Sir Paul Henry Dukes KBE (10 February 1889 27 August 1967) was a British author and MI6 officer.

Early life and family

Paul Henry Dukes was born the third of five children on 10 February 1889 in Bridgwater, Somerset, England. He was the son of the Congregationalist clergyman, Rev. Edwin Joshua Dukes (1847-1930), of Kingsland, London, and his wife, the former Edith Mary Pope (1863-1898), of Sandford, Devon. Edith was an academically gifted woman, the daughter of a schoolteacher, who obtained her Bachelor of Arts degree by correspondence course at the age of 20. In 1884, she married Edwin, who had returned from missionary work in China. She died from a disease of the thyroid gland, and in 1907, Edwin remarried to a forty-year-old widow named Harriet Rouse.

Paul's siblings included the playwright Ashley Dukes (1885-1959) and the renowned physician Cuthbert Dukes (1890-1977).

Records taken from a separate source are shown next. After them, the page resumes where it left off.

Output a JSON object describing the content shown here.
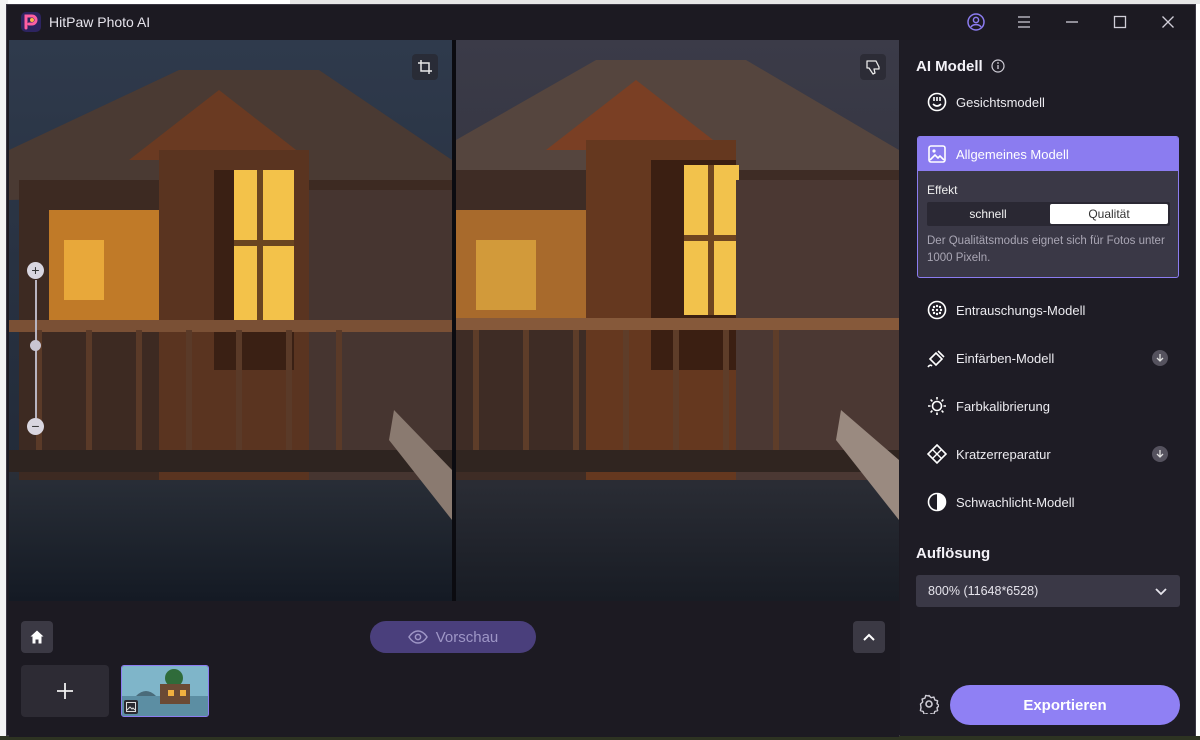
{
  "app": {
    "title": "HitPaw Photo AI"
  },
  "toolbar": {
    "preview_label": "Vorschau"
  },
  "panel": {
    "ai_model_title": "AI Modell",
    "models": [
      {
        "label": "Gesichtsmodell",
        "icon": "face-icon"
      },
      {
        "label": "Allgemeines Modell",
        "icon": "image-icon",
        "selected": true
      },
      {
        "label": "Entrauschungs-Modell",
        "icon": "denoise-icon"
      },
      {
        "label": "Einfärben-Modell",
        "icon": "colorize-icon",
        "download": true
      },
      {
        "label": "Farbkalibrierung",
        "icon": "sun-icon"
      },
      {
        "label": "Kratzerreparatur",
        "icon": "scratch-repair-icon",
        "download": true
      },
      {
        "label": "Schwachlicht-Modell",
        "icon": "low-light-icon"
      }
    ],
    "effect": {
      "label": "Effekt",
      "options": [
        "schnell",
        "Qualität"
      ],
      "selected": "Qualität",
      "hint": "Der Qualitätsmodus eignet sich für Fotos unter 1000 Pixeln."
    },
    "resolution_title": "Auflösung",
    "resolution_value": "800% (11648*6528)",
    "export_label": "Exportieren"
  },
  "colors": {
    "accent": "#8b7cf0",
    "background": "#1c1a22",
    "panel": "#1e1c25"
  }
}
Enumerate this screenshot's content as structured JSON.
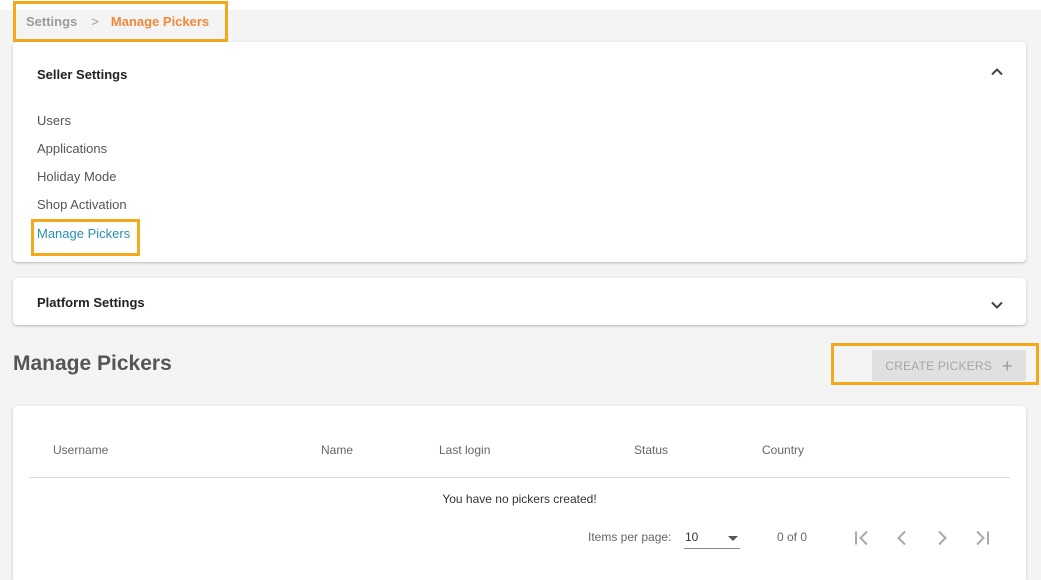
{
  "breadcrumb": {
    "root": "Settings",
    "separator": ">",
    "current": "Manage Pickers"
  },
  "seller_settings": {
    "title": "Seller Settings",
    "items": [
      {
        "label": "Users"
      },
      {
        "label": "Applications"
      },
      {
        "label": "Holiday Mode"
      },
      {
        "label": "Shop Activation"
      },
      {
        "label": "Manage Pickers"
      }
    ],
    "expanded": true
  },
  "platform_settings": {
    "title": "Platform Settings",
    "expanded": false
  },
  "main": {
    "title": "Manage Pickers",
    "create_button": "CREATE PICKERS"
  },
  "table": {
    "columns": [
      "Username",
      "Name",
      "Last login",
      "Status",
      "Country"
    ],
    "empty_message": "You have no pickers created!",
    "paginator": {
      "items_per_page_label": "Items per page:",
      "items_per_page": "10",
      "range": "0 of 0"
    }
  },
  "colors": {
    "highlight": "#f4a91b",
    "breadcrumb_current": "#f0883a",
    "active_link": "#2a8fb5"
  },
  "icons": {
    "seller_chevron": "chevron-up-icon",
    "platform_chevron": "chevron-down-icon",
    "create": "plus-icon",
    "first": "first-page-icon",
    "prev": "chevron-left-icon",
    "next": "chevron-right-icon",
    "last": "last-page-icon"
  }
}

He had an elder sister, Irene Catherine Dukes (1887-1950), who led a life plagued by illness, and yet another, younger brother, Marcus Braden Dukes (1893-1936), who died in Kuala Lumpur while working as a government official.

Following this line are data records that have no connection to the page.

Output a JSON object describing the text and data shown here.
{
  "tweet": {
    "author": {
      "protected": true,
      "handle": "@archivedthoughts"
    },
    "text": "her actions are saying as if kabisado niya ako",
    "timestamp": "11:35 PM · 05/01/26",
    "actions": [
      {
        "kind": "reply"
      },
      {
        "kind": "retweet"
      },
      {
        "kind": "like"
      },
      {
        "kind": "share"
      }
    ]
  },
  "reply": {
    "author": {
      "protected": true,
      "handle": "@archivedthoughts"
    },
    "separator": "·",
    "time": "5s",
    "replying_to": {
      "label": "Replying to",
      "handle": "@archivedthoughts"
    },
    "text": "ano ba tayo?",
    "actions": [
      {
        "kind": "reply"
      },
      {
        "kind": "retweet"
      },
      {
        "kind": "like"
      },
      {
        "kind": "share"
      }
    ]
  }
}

Paul was educated at Caterham School before going on to pursue a career in music at Petrograd Conservatoire, Russia.

Career

As a young man he took a position as a language teacher in Riga, Latvia. He later moved to St. Petersburg, having been recruited personally by Mansfield Smith-Cumming, the first "C" of MI6 (SIS), to act as a secret agent in Imperial Russia, relying on his fluency in the Russian language. At the time, he was employed at the Petrograd Conservatoire as a concert pianist and deputy conductor to Albert Coates. In his new capacity as sole British agent in Russia, he set up elaborate plans to help prominent White Russians escape from Soviet prisons and smuggled hundreds of them into Finland.

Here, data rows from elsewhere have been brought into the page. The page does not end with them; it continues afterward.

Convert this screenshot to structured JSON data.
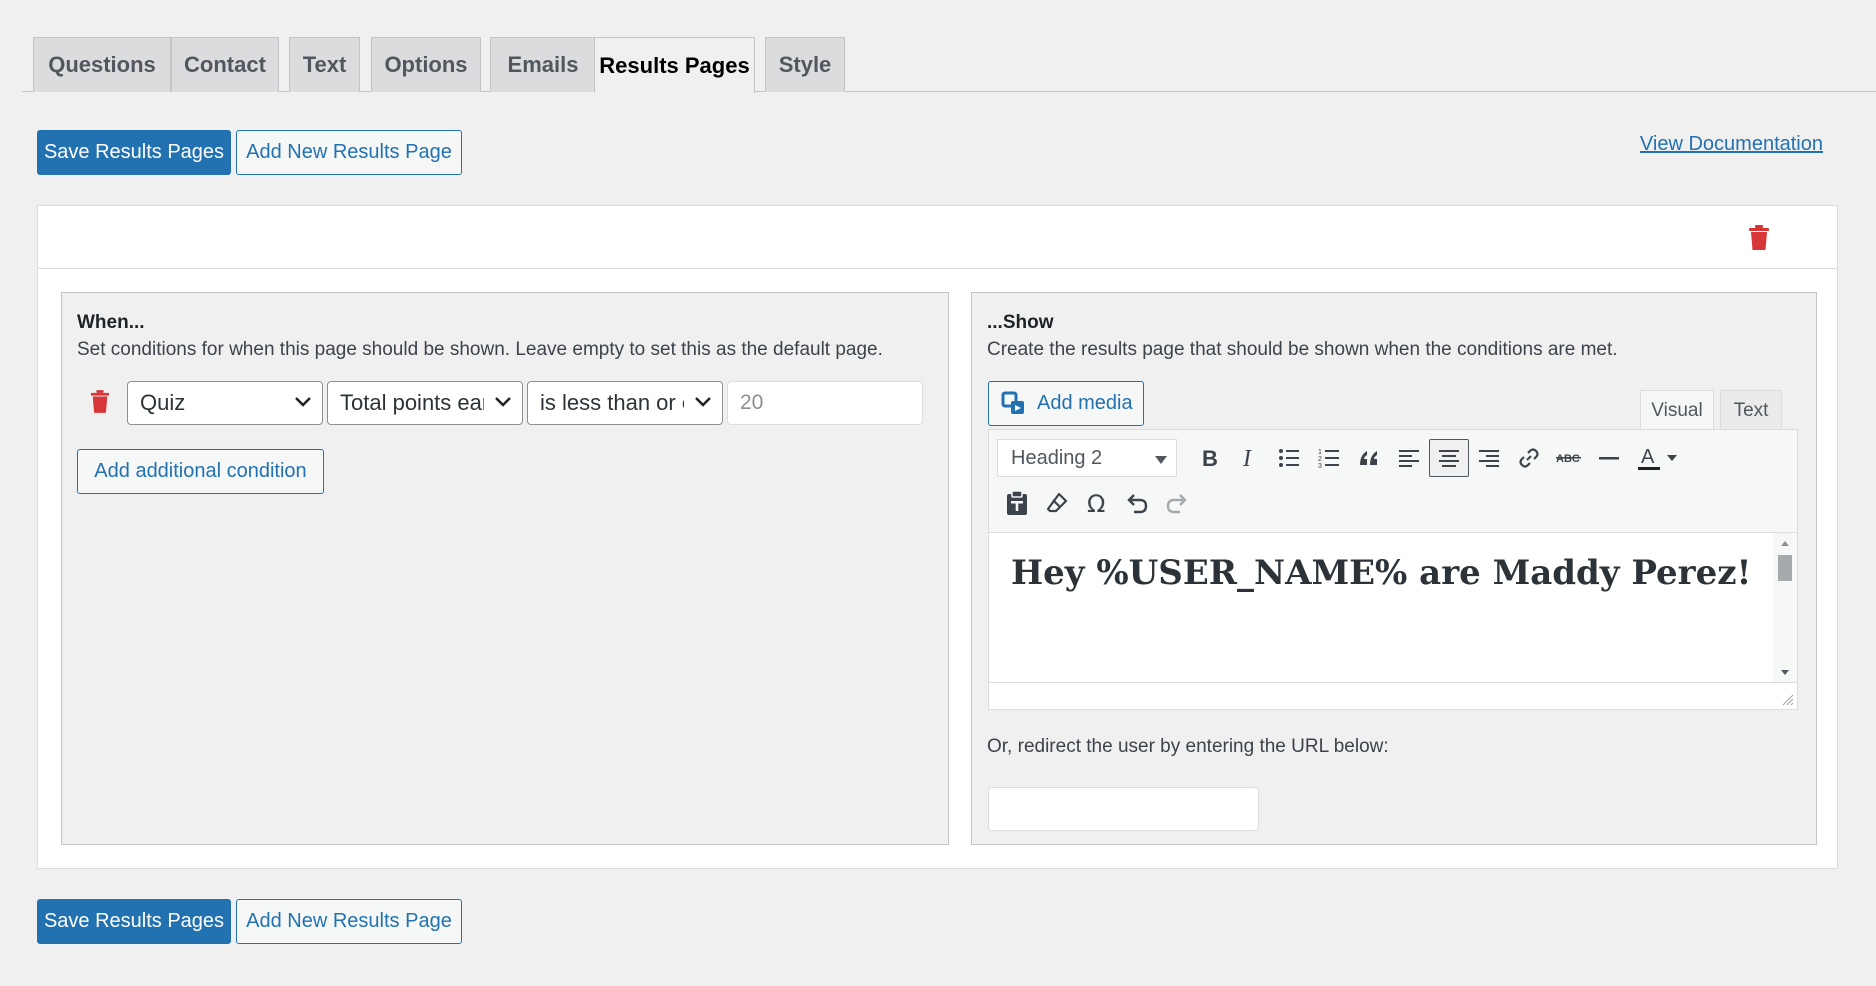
{
  "tabs": [
    {
      "label": "Questions"
    },
    {
      "label": "Contact"
    },
    {
      "label": "Text"
    },
    {
      "label": "Options"
    },
    {
      "label": "Emails"
    },
    {
      "label": "Results Pages",
      "active": true
    },
    {
      "label": "Style"
    }
  ],
  "actions": {
    "save_label": "Save Results Pages",
    "add_label": "Add New Results Page",
    "doc_link": "View Documentation"
  },
  "when_panel": {
    "title": "When...",
    "description": "Set conditions for when this page should be shown. Leave empty to set this as the default page.",
    "condition": {
      "category": "Quiz",
      "metric": "Total points earned",
      "operator": "is less than or equal to",
      "value": "20"
    },
    "add_condition_label": "Add additional condition"
  },
  "show_panel": {
    "title": "...Show",
    "description": "Create the results page that should be shown when the conditions are met.",
    "add_media_label": "Add media",
    "editor_tabs": {
      "visual": "Visual",
      "text": "Text"
    },
    "format_select": "Heading 2",
    "content_heading": "Hey %USER_NAME% are Maddy Perez!",
    "redirect_label": "Or, redirect the user by entering the URL below:",
    "redirect_value": ""
  },
  "colors": {
    "accent": "#2271b1",
    "danger": "#d63638",
    "background": "#f0f0f1"
  },
  "icons": {
    "delete": "trash-icon",
    "media": "media-icon"
  }
}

Known as the "Man of a Hundred Faces," Dukes continued his use of disguises, which aided him in assuming a number of identities and gained him access to numerous Bolshevik organizations. He successfully infiltrated the Communist Party of the Soviet Union, the Comintern, and the political police, or CHEKA. Dukes also learned of the inner workings of the Politburo, and passed the information to British intelligence.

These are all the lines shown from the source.